Le général Gallet avait commandé la lutte contre l’incendie de Notre-Dame. Il pourrait être chargé de diriger une cellule de crise au temps du virus. Dans les deux cas, lutte contre la propagation. On dit d’ailleurs: «confiner un feu». Un plan blanc a été déclenché. Médecins, soignants et infirmiers se pressent aux postillons comme les pompiers aux flammes. Ils montent au front, vêtus de blanc. Ils ne décrochent pas. L’héroïsme n’a pas changé de définition: sacrifice de soi. La nation se rend compte qu’elle dispose de ces corps qui acceptent de «sauver ou périr». Nos sociétés sont bien outillées pour les catastrophes. Ainsi des époques. Dans l’histoire de France, il y a eu des temps bâtisseurs (XIIe siècle), conquérants (Premier Empire), artistiques (Belle Époque). À présent, nous sommes doués pour éteindre les brasiers. La dégradation de l’ordre ancien s’accompagne de l’augmentation des moyens d’urgence. Reconnaissons cela à la modernité: nous savons nous activer sur les décombres. Définition du progrès: amélioration des services de réparation du désastre.
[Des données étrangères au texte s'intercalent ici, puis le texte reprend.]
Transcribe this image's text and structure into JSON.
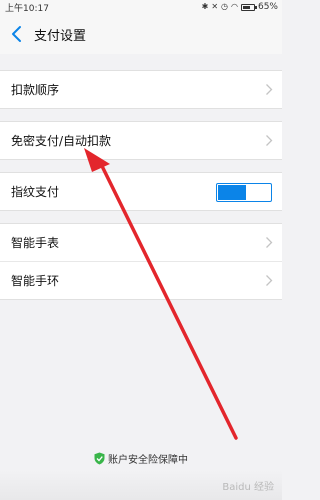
{
  "status_bar": {
    "time": "上午10:17",
    "battery": "65%",
    "battery_level": 0.65,
    "icons": [
      "bluetooth-icon",
      "mute-icon",
      "alarm-icon",
      "wifi-icon",
      "battery-icon"
    ]
  },
  "header": {
    "title": "支付设置",
    "back_icon": "chevron-left-icon"
  },
  "settings": {
    "group1": [
      {
        "label": "扣款顺序"
      }
    ],
    "group2": [
      {
        "label": "免密支付/自动扣款"
      }
    ],
    "group3": [
      {
        "label": "指纹支付",
        "toggle_on": true
      }
    ],
    "group4": [
      {
        "label": "智能手表"
      },
      {
        "label": "智能手环"
      }
    ]
  },
  "footer": {
    "text": "账户安全险保障中",
    "icon": "shield-check-icon"
  },
  "colors": {
    "accent": "#0b84e8",
    "shield": "#39b54a",
    "annotation_arrow": "#e3262c"
  },
  "watermark": {
    "text": "Baidu 经验"
  }
}
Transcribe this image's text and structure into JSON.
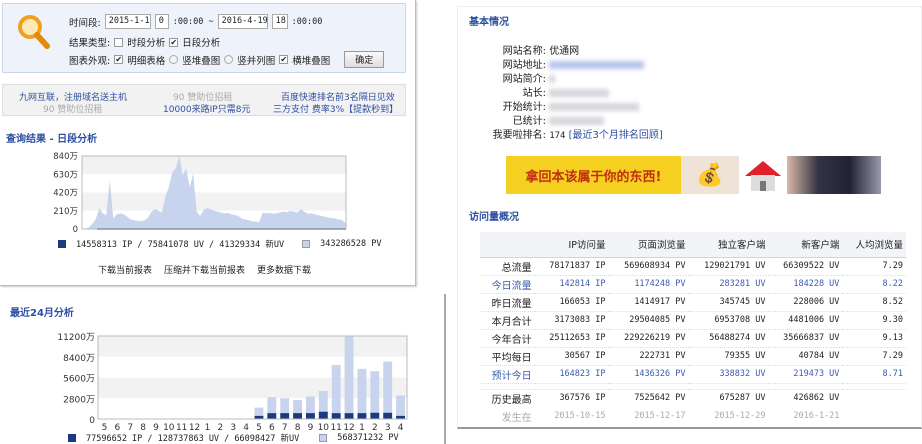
{
  "search": {
    "time_label": "时间段:",
    "start_date": "2015-1-1",
    "start_hour": "0",
    "start_rest": ":00:00 ~",
    "end_date": "2016-4-19",
    "end_hour": "18",
    "end_rest": ":00:00",
    "result_type_label": "结果类型:",
    "opt_hourly": "时段分析",
    "opt_daily": "日段分析",
    "chart_label": "图表外观:",
    "opt_table": "明细表格",
    "opt_vstack": "竖堆叠图",
    "opt_vside": "竖并列图",
    "opt_hstack": "横堆叠图",
    "confirm": "确定"
  },
  "ads": {
    "a1": "九网互联，注册域名送主机",
    "a2": "90 赞助位招租",
    "a3": "90 赞助位招租",
    "a4": "10000来路IP只需8元",
    "a5": "百度快速排名前3名隔日见效",
    "a6": "三方支付 费率3%【提款秒到】"
  },
  "daily": {
    "title": "查询结果 - 日段分析",
    "legend_ip": "14558313 IP / 75841078 UV / 41329334 新UV",
    "legend_pv": "343286528 PV",
    "links": [
      "下载当前报表",
      "压缩并下载当前报表",
      "更多数据下载"
    ]
  },
  "monthly": {
    "title": "最近24月分析",
    "legend_ip": "77596652 IP / 128737863 UV / 66098427 新UV",
    "legend_pv": "568371232 PV"
  },
  "chart_data": [
    {
      "type": "area",
      "title": "日段分析",
      "ylabel": "PV",
      "ylim": [
        0,
        840
      ],
      "yticks": [
        "840万",
        "630万",
        "420万",
        "210万",
        "0"
      ],
      "values": [
        0,
        5,
        20,
        60,
        120,
        240,
        180,
        160,
        560,
        120,
        170,
        180,
        170,
        140,
        110,
        100,
        95,
        90,
        100,
        130,
        200,
        230,
        210,
        190,
        380,
        480,
        650,
        700,
        840,
        620,
        700,
        480,
        640,
        200,
        150,
        220,
        240,
        230,
        210,
        200,
        190,
        180,
        185,
        170,
        160,
        150,
        120,
        110,
        100,
        90,
        85,
        80,
        190,
        180,
        185,
        175,
        180,
        190,
        200,
        195,
        210,
        200,
        190,
        230,
        200,
        175,
        180,
        170,
        160,
        150,
        140,
        130,
        125,
        120,
        110,
        100,
        60
      ]
    },
    {
      "type": "bar",
      "title": "最近24月分析",
      "ylim": [
        0,
        11200
      ],
      "yticks": [
        "11200万",
        "8400万",
        "5600万",
        "2800万",
        "0"
      ],
      "categories": [
        "5",
        "6",
        "7",
        "8",
        "9",
        "10",
        "11",
        "12",
        "1",
        "2",
        "3",
        "4",
        "5",
        "6",
        "7",
        "8",
        "9",
        "10",
        "11",
        "12",
        "1",
        "2",
        "3",
        "4"
      ],
      "series": [
        {
          "name": "PV",
          "values": [
            0,
            0,
            0,
            0,
            0,
            0,
            0,
            0,
            0,
            0,
            0,
            0,
            1540,
            2940,
            2800,
            2570,
            3030,
            3780,
            7280,
            11200,
            6770,
            6440,
            7750,
            3170
          ]
        },
        {
          "name": "IP",
          "values": [
            0,
            0,
            0,
            0,
            0,
            0,
            0,
            0,
            0,
            0,
            0,
            0,
            420,
            790,
            790,
            790,
            790,
            980,
            790,
            790,
            790,
            840,
            840,
            420
          ]
        }
      ]
    }
  ],
  "basic": {
    "title": "基本情况",
    "rows": [
      {
        "k": "网站名称:",
        "v": "优通网"
      },
      {
        "k": "网站地址:"
      },
      {
        "k": "网站简介:"
      },
      {
        "k": "站长:"
      },
      {
        "k": "开始统计:"
      },
      {
        "k": "已统计:"
      }
    ],
    "rank_label": "我要啦排名:",
    "rank": "174",
    "rank_link": "[最近3个月排名回顾]",
    "banner": "拿回本该属于你的东西!"
  },
  "overview": {
    "title": "访问量概况",
    "headers": [
      "",
      "IP访问量",
      "页面浏览量",
      "独立客户端",
      "新客户端",
      "人均浏览量"
    ],
    "rows": [
      [
        "总流量",
        "78171837 IP",
        "569608934 PV",
        "129021791 UV",
        "66309522 UV",
        "7.29"
      ],
      [
        "今日流量",
        "142814 IP",
        "1174248 PV",
        "283281 UV",
        "184228 UV",
        "8.22"
      ],
      [
        "昨日流量",
        "166053 IP",
        "1414917 PV",
        "345745 UV",
        "228006 UV",
        "8.52"
      ],
      [
        "本月合计",
        "3173083 IP",
        "29504085 PV",
        "6953708 UV",
        "4481006 UV",
        "9.30"
      ],
      [
        "今年合计",
        "25112653 IP",
        "229226219 PV",
        "56488274 UV",
        "35666837 UV",
        "9.13"
      ],
      [
        "平均每日",
        "30567 IP",
        "222731 PV",
        "79355 UV",
        "40784 UV",
        "7.29"
      ],
      [
        "预计今日",
        "164823 IP",
        "1436326 PV",
        "338832 UV",
        "219473 UV",
        "8.71"
      ]
    ],
    "peak": [
      "历史最高",
      "367576 IP",
      "7525642 PV",
      "675287 UV",
      "426862 UV"
    ],
    "peak_date": [
      "发生在",
      "2015-10-15",
      "2015-12-17",
      "2015-12-29",
      "2016-1-21"
    ]
  }
}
Ces heures peuvent-elles être l’occasion d’une réconciliation intérieure et peut-être même collective?
Que ferons-nous de cette épreuve? Comme je suis naïf, je me dis que les passagers du train cyber-mercantile se livreront à un aggiornamento. Les civilisations s’étaient fondées sur quelques principes: séparation, séclusion, distinction, singularisation, enracinement. Confinement, quoi. Quelques décennies ont balayé cela au nom d’une idéologie: le globalisme égalitaire préparatoire à la grande braderie. La propagation massive du virus n’est pas un accident. C’est une conséquence. On se rend compte soudain d’évidences oubliées. Énumérons-les. Rester chez soi ne veut pas dire haïr son voisin. Les murs sont des membranes de protection et pas seulement des blindages hostiles. Ils sont percés de portes, on peut choisir de les ouvrir ou de les fermer. Lire ne veut pas dire s’ennuyer.
Devant la prétendue inéluctabilité des choses, le virus du fatalisme possède son gel hydroalcoolique : la volonté
Autre découverte: l’action politique n’est pas morte. Nous pensions que l’économie régentait seule le parc humain. Les ministères des Affaires étrangères étaient devenus des chambres de commerce pour reprendre le mot de Régis Debray. Soudain, réactivation de la décision d’État. Divine surprise! Alors que nous pensions la mondialisation «inéluctable» (c’est le mot favori des hommes politiques, blanc-seing de leur démission!), nous nous rendons compte que l’inéluctable n’est pas irréversible et que la nostalgie peut proposer de nouvelles directions! Soudain, le président annonce la fermeture des frontières de Schengen et confine sa population. Il est donc possible de décider de décider. Devant la prétendue inéluctabilité des choses, le virus du fatalisme possède son gel hydroalcoolique: la volonté. «En marche!» est finalement un merveilleux slogan, une fois accompli le demi-tour.